De plus, la productivité des travailleurs seniors est un sujet largement éludé. Si certains cadres peuvent continuer à travailler efficacement jusqu’à soixante-cinq ans et au-delà, ce n’est pas le cas de la majorité des travailleurs. De nombreuses entreprises se séparent de leurs salariés les plus âgés bien avant l’âge légal, car ils sont perçus comme moins rentables. Dès lors, le maintien en activité des seniors ne repose pas sur une simple question de législation, mais bien sur une transformation structurelle du marché du travail. Or, sur ce point, le Medef ne propose aucune solution. Et c’est d’ailleurs une question qui n’inquiète pas Patrick Martin : âgé de 64 ans et à la tête de son entreprise, il peut faire ce qu’il veut.
Patrick Martin : encore un ultra-riche favorable à faire travailler plus les Français
Derrière ce discours se cache un homme qui n’a jamais connu la précarité. Patrick Martin est un entrepreneur prospère à la tête d’un empire économique et est, sans surprise, farouchement opposé à l'augmentation des impôts sur les plus riches (donc lui-même), notamment via l'ISF. Son entreprise, Martin Belaysoud, spécialisée dans la distribution de matériel pour le bâtiment et l’industrie, emploie 2 700 salariés et possède 210 sites en France.
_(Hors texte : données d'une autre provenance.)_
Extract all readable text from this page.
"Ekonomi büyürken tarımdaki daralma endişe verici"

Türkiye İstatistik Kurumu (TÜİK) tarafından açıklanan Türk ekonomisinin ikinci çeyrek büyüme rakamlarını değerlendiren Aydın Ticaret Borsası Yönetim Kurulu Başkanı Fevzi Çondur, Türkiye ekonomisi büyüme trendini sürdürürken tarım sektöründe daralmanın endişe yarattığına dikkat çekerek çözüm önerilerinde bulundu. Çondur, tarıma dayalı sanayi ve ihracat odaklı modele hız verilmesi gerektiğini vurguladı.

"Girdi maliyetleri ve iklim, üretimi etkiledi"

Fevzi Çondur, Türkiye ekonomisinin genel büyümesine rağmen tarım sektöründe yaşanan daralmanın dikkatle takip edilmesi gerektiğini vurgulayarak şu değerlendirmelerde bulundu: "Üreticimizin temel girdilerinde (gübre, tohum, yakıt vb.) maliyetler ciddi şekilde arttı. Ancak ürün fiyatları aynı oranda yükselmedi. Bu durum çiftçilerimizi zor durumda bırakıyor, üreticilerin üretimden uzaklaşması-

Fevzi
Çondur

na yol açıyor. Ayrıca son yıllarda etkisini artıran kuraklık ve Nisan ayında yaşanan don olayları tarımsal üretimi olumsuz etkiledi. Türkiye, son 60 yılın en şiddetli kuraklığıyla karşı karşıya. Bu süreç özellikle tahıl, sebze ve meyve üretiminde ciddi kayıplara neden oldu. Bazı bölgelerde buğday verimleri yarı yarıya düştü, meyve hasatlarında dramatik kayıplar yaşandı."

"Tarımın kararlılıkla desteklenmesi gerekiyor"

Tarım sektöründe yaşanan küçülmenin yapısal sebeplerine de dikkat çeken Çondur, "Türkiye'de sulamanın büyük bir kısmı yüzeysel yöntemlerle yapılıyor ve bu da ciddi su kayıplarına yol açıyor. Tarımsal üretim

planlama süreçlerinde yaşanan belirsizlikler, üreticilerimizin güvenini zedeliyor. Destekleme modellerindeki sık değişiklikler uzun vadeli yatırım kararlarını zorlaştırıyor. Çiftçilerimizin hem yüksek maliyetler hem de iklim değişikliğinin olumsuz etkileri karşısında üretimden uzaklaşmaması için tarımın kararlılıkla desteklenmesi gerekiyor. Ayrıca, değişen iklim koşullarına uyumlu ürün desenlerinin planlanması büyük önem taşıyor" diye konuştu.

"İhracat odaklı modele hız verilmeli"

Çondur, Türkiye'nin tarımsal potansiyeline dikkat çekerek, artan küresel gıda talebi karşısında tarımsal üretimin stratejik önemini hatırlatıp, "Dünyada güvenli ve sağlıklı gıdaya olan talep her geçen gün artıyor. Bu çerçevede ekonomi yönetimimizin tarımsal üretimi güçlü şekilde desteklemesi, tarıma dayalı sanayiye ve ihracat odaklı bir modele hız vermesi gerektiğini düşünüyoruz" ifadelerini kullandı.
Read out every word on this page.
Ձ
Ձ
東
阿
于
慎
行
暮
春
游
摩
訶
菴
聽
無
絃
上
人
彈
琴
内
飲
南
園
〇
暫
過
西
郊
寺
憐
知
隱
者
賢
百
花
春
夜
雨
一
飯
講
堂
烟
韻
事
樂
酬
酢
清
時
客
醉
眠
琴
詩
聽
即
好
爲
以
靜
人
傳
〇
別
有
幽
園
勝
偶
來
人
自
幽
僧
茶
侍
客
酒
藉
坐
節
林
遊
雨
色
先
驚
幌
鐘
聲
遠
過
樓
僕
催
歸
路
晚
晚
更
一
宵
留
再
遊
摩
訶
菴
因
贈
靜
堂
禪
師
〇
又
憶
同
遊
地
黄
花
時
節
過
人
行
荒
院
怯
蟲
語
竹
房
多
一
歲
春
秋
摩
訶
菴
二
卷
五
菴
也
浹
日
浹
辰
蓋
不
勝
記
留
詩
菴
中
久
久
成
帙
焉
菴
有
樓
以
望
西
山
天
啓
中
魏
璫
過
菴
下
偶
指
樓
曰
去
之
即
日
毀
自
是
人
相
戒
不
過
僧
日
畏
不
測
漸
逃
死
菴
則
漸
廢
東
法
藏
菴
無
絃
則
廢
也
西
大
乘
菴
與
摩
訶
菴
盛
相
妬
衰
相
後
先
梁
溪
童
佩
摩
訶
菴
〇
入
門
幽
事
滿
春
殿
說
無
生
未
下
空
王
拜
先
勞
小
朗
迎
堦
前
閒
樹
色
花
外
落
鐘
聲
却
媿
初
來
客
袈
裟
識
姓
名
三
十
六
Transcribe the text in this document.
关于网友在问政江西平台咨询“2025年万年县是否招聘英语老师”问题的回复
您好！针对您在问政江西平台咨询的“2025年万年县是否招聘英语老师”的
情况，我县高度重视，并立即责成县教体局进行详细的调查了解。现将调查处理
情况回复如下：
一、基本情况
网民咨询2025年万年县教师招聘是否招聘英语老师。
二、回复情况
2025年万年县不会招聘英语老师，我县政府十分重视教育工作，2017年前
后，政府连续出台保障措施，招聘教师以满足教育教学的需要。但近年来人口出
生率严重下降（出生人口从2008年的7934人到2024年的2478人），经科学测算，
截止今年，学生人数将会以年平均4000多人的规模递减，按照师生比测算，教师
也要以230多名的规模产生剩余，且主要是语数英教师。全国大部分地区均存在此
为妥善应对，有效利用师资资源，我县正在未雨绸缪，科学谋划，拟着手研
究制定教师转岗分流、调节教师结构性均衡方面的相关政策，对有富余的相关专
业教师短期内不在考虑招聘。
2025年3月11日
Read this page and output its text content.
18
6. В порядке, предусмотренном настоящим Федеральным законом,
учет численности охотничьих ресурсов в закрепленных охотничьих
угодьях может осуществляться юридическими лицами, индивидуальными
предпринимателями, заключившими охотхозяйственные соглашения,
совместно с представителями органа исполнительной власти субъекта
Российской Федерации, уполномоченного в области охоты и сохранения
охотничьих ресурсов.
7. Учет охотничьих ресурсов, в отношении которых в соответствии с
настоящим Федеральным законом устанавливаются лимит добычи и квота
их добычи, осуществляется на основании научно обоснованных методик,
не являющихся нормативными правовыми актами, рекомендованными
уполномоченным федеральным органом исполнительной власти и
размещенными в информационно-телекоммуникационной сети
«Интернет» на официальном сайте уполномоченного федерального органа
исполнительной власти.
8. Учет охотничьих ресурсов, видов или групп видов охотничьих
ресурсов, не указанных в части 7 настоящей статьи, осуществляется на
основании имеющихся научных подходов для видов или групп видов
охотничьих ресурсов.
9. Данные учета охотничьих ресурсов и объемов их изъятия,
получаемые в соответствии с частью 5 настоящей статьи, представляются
En 2022, sa fortune personnelle était estimée à 300 millions d’euros, ce qui le plaçait à la 389ᵉ place du classement des plus grandes fortunes françaises. Une réussite qui suscite l’admiration dans les cercles patronaux, mais qui, dans le contexte actuel, alimente la colère des salariés. Peut-on sérieusement demander aux travailleurs les plus précaires de prolonger leur carrière quand on fait soi-même partie de l’élite économique ? L’argument de l’effort collectif a ses limites lorsqu’il est défendu par quelqu’un qui ne sera jamais concerné par les conséquences de ses décisions.